The holidays were wonderful and busy. I found I missed having some activity in my day to day life. Not crazed, mile-a-minute things, but manageable portions of social interaction, physical exertion, and even some artistic endeavors. It was also a time of big choices. Not making them, necessarily, but being presented with them. In this new year, I’ll be developing answers to those choices. That’s what this whole year will be focused on: making choices and following through with them. While that may be the goal for everyone ever year, I’ve skated past most new years with nary a thought about how I will alter my life in the coming months. It always felt like I was setting myself up for disappointment with new year’s resolutions. Half-hearted and guilt-fueled, these decisions never last for longer than a few days and leave their progenitors feeling like failures. I spend most of my day to day life feeling like a failure; I don’t need a holiday focused on a dramatic reenactment of that process.

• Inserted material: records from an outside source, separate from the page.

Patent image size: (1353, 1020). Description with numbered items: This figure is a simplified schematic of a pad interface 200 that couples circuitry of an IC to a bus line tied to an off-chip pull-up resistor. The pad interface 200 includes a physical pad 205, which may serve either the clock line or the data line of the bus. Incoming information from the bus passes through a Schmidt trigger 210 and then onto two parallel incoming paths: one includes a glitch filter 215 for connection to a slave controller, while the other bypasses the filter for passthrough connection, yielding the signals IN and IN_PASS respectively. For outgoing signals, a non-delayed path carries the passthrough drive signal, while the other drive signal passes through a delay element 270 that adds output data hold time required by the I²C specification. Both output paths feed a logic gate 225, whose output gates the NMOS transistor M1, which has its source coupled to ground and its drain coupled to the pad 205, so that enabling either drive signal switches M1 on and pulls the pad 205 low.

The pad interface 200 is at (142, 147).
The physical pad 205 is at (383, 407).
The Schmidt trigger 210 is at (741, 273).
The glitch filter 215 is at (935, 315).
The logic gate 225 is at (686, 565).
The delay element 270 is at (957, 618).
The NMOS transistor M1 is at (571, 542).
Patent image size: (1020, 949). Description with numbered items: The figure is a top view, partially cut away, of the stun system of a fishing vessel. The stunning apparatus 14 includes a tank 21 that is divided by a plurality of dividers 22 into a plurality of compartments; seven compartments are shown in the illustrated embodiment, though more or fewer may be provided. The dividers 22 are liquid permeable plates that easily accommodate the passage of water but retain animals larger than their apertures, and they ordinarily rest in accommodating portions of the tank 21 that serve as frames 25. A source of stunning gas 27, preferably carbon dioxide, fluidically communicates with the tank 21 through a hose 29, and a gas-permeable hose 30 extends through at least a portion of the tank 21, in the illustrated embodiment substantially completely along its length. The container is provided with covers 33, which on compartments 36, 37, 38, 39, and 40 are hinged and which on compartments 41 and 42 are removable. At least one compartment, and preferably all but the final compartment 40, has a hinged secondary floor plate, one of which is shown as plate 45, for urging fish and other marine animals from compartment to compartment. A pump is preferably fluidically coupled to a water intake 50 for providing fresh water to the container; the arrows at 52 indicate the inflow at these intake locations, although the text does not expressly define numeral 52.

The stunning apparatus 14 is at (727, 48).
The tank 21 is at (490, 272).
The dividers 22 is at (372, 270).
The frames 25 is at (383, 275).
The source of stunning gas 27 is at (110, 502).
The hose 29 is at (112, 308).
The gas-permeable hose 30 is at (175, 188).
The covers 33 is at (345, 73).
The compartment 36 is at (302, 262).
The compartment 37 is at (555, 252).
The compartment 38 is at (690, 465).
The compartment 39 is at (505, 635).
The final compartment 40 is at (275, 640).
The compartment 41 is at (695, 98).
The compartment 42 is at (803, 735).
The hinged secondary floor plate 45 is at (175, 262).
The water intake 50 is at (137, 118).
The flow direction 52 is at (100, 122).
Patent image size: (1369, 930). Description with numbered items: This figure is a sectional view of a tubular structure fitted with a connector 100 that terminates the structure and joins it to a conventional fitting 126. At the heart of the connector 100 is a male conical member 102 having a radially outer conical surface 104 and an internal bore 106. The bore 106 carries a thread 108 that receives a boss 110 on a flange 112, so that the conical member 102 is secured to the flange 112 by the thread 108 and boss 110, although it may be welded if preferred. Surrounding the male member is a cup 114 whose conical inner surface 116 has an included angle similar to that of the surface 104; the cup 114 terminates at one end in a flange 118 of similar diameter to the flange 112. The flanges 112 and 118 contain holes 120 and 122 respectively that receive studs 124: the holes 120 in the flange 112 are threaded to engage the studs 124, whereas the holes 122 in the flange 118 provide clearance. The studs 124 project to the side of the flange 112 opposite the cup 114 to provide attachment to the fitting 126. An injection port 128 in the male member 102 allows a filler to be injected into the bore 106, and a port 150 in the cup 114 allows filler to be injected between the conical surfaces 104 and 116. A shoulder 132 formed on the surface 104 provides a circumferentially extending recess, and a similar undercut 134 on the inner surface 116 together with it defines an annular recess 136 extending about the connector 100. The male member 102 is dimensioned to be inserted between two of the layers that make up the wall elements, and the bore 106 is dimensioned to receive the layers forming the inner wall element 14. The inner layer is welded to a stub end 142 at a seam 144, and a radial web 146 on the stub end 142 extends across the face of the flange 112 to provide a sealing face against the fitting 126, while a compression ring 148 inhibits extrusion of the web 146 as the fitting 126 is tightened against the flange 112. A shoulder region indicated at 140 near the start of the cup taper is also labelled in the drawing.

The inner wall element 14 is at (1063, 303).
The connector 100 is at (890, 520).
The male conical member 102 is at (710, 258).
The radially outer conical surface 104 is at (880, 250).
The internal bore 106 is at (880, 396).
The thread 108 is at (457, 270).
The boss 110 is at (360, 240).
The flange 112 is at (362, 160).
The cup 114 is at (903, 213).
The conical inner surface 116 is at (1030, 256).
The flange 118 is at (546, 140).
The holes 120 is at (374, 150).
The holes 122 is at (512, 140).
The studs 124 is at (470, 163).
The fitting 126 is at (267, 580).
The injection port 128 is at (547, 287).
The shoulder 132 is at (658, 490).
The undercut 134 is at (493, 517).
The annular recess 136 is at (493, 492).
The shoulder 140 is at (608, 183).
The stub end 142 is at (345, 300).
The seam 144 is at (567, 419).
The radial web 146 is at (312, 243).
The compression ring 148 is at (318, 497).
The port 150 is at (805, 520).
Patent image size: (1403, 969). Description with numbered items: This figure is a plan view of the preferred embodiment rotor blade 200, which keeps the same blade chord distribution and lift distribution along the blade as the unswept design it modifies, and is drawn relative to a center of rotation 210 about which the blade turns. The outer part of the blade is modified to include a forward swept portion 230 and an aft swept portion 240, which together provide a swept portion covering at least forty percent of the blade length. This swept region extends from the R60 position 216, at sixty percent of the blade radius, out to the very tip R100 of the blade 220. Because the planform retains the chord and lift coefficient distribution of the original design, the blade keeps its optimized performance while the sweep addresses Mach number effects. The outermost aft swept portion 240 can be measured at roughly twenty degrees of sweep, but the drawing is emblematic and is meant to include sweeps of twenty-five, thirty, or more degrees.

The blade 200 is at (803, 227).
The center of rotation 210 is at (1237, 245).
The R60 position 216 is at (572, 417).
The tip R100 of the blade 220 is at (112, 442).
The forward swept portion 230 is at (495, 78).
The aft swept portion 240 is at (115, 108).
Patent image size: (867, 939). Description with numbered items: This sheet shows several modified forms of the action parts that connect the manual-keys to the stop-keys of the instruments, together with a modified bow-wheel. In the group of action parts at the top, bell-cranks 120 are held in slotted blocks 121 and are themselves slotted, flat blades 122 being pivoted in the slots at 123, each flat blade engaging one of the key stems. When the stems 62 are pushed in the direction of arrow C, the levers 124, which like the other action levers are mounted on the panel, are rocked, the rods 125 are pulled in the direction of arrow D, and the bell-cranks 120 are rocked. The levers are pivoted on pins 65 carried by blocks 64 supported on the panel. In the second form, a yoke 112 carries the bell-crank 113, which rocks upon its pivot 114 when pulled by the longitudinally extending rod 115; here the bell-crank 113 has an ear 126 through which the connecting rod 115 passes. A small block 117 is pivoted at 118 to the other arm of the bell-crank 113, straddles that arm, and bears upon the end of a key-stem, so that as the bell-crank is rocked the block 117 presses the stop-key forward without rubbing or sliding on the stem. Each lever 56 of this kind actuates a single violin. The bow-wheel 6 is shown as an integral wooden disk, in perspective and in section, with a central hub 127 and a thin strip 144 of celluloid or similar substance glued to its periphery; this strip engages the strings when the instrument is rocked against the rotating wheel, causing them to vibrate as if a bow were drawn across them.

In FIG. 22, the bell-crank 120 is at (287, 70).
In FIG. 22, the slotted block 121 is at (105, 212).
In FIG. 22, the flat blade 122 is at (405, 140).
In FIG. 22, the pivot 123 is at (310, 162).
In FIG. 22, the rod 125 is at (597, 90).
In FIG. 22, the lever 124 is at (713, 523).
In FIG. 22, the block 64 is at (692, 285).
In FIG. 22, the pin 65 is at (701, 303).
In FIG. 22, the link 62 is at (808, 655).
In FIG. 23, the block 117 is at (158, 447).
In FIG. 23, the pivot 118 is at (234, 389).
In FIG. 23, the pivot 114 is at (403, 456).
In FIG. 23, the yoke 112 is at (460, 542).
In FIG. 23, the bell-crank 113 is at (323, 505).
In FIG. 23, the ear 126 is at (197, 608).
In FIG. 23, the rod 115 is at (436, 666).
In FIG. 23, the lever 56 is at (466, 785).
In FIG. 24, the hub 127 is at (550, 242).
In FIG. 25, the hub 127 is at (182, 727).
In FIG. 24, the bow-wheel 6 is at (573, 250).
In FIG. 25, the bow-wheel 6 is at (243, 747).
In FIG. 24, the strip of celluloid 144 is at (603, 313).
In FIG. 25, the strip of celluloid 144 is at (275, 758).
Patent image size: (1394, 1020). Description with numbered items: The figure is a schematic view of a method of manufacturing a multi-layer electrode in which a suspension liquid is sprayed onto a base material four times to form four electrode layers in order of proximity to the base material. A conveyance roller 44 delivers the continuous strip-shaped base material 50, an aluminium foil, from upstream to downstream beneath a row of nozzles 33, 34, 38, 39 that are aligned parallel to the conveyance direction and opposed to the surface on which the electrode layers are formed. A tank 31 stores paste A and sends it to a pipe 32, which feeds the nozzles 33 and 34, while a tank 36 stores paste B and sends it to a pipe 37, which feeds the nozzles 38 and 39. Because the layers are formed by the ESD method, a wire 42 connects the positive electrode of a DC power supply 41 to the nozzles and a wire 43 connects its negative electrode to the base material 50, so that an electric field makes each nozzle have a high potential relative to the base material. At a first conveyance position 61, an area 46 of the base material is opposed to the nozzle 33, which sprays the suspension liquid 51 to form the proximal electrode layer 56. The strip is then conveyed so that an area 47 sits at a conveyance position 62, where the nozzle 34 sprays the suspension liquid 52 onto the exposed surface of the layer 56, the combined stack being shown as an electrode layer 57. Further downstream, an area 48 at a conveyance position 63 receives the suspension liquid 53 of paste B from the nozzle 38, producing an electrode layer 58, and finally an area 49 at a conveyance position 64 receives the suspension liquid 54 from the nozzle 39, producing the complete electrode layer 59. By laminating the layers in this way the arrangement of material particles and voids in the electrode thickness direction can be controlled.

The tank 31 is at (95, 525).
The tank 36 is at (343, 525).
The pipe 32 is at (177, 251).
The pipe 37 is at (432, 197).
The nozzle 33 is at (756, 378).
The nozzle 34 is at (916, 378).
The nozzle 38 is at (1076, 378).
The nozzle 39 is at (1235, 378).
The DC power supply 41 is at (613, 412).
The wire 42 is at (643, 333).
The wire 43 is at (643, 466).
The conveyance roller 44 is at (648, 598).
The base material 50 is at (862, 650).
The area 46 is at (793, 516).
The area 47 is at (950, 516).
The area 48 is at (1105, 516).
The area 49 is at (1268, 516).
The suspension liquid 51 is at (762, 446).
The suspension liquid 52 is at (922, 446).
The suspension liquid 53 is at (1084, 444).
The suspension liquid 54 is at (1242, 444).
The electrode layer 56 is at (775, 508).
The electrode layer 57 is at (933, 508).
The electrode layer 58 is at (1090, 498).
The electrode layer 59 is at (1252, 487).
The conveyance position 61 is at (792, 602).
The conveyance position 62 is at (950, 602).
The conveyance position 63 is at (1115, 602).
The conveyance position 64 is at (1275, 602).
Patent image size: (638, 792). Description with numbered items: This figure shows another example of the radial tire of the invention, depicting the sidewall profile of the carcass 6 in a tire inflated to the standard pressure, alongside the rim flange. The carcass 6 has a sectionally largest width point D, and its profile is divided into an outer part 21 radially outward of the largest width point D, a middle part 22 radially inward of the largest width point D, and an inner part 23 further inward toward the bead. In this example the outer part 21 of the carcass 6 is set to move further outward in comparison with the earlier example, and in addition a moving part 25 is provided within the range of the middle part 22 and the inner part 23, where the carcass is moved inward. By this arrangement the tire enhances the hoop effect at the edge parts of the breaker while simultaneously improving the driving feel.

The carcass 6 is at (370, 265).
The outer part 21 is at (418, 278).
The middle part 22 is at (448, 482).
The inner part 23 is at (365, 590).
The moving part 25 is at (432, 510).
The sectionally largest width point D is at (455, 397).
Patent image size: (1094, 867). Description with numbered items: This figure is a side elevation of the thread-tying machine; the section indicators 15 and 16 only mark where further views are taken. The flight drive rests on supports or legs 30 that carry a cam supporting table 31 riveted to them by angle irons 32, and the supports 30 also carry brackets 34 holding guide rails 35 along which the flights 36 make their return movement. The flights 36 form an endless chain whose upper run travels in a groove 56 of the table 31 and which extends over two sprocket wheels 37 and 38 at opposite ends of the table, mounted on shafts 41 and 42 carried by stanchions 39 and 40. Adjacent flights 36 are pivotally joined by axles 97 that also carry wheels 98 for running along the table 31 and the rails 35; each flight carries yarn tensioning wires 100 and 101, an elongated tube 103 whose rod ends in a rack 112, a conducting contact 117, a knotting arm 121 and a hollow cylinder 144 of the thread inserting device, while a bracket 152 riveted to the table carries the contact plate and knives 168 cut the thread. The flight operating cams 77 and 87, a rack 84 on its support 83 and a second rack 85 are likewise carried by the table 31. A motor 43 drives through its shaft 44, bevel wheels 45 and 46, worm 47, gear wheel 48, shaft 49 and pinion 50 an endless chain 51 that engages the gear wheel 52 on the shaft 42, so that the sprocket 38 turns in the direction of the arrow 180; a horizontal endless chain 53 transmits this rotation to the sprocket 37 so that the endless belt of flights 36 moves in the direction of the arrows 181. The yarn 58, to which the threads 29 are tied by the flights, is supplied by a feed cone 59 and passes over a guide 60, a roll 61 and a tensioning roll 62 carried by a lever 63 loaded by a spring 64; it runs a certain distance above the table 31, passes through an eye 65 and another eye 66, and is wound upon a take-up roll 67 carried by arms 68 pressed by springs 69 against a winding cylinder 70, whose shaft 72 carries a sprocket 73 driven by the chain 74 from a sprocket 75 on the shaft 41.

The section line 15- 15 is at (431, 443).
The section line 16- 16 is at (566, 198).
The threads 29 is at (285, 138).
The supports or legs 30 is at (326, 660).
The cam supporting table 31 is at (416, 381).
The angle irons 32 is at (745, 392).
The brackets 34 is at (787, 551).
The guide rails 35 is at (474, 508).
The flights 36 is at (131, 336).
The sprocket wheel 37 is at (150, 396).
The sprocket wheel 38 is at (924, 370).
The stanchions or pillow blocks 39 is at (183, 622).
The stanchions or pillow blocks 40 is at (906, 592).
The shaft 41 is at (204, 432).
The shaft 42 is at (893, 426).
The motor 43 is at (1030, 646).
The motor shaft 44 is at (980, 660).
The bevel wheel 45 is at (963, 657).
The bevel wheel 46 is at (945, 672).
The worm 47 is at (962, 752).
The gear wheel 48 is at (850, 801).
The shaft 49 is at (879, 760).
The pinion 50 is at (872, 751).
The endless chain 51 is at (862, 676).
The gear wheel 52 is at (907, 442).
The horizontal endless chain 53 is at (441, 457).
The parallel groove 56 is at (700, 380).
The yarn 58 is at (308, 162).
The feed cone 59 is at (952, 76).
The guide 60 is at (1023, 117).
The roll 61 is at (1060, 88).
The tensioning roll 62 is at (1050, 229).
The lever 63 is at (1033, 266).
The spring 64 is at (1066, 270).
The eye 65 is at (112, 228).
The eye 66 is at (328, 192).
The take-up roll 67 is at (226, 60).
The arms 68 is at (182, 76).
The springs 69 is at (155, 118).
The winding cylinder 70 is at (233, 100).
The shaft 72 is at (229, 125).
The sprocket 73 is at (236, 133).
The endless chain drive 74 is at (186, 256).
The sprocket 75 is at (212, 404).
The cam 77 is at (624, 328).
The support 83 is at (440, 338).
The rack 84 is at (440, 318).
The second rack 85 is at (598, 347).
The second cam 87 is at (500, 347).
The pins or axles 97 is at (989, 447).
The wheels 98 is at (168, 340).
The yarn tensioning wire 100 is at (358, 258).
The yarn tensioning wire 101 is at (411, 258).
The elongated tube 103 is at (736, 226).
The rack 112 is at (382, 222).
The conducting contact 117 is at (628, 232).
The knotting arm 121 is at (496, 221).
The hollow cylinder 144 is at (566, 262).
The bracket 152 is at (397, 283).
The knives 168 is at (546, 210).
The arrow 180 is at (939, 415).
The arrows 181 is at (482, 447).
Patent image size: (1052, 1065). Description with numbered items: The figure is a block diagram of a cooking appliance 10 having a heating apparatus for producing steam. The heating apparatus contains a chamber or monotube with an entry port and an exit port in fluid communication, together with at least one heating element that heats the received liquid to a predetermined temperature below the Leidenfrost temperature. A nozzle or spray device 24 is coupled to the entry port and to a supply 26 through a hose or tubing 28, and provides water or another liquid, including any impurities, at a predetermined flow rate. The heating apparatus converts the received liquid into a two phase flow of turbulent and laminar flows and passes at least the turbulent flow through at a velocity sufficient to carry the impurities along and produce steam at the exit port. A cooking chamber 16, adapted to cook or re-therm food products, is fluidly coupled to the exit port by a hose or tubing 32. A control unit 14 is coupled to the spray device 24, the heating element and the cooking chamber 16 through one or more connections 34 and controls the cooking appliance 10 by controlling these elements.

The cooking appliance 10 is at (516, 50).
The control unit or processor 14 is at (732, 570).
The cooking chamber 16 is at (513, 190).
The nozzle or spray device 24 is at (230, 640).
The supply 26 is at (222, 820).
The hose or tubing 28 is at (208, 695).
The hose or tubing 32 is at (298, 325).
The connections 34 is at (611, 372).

This year may or may not be different. I started making some changes in December through the influence of F. She suggested yoga and after a few days of deliberation, I went to the studio she attended. It’s a lovely place that is low key but still professional. Instead of a hands-off, competitive approach that a lot of yoga studios have in Santa Fe, the teachers at this studio help correct the students. The other students don’t judge. They’re all learning, even if they are at higher levels. I’m someone who learns by doing and I need to be able to do it correctly. So far, it’s been fun. That’s also important. The goal is to attend 10 classes by the end of the month. I’ve already attended 2 in the past 6 days, which is sort of cool considering my past year of immobility and lethargy. Those aren’t the days I’ve been active either. I’ve been trying to do something physical at least once a day. Already there is a shift in my body. I can feel it working to become stronger and it surprises me. Clearly, it wanted movement; I just had to find the right source.
As I type these words, I know they sound painfully American with the undue focus on small achievements. Sometimes, though, that’s all I have. Everyday I’m fighting mixed messages on how our lives should be led. I’m lucky enough to live in a place that encourages a diversity of lifestyles without a lot of judging (like I said earlier in the post, there is still a certain amount of judging that takes place within a certain segment of the population). Regardless of how successful this place is in actually promoting its diversity day to day, the diversity still exists. For me, that promotes a certain kind of… expansive viewpoint about how a life CAN be led. Not always SHOULD be led. Still, I read the news. I’m exposed to the ideas of peers that are more militant and fixed in their actions. While that may be the most productive way for them to live, it’s certainly not the best way for me to live. I need some mutability. I need to know that I can change course. Maybe that’s flaky, I don’t really know. With yoga, I’m trying to bring both strength and flexibility into my body. That seems to be something I crave (yeesh, I typed “grave” before “crave”. What does that mean?) in all aspects of my life. While mutable tends to mean fickle or inconsistent, it also carries with it an idea of being easy-going. It means “liable to change”, indicating that something has the ability to change. It’s not fixed. Living in a fixed space for the past year has been illuminating and evidently it needed to happen. I retreated into a hermitish space where I could turn inward to find my next path.
To be strong and mutable. That’s my path for this year and the years to come.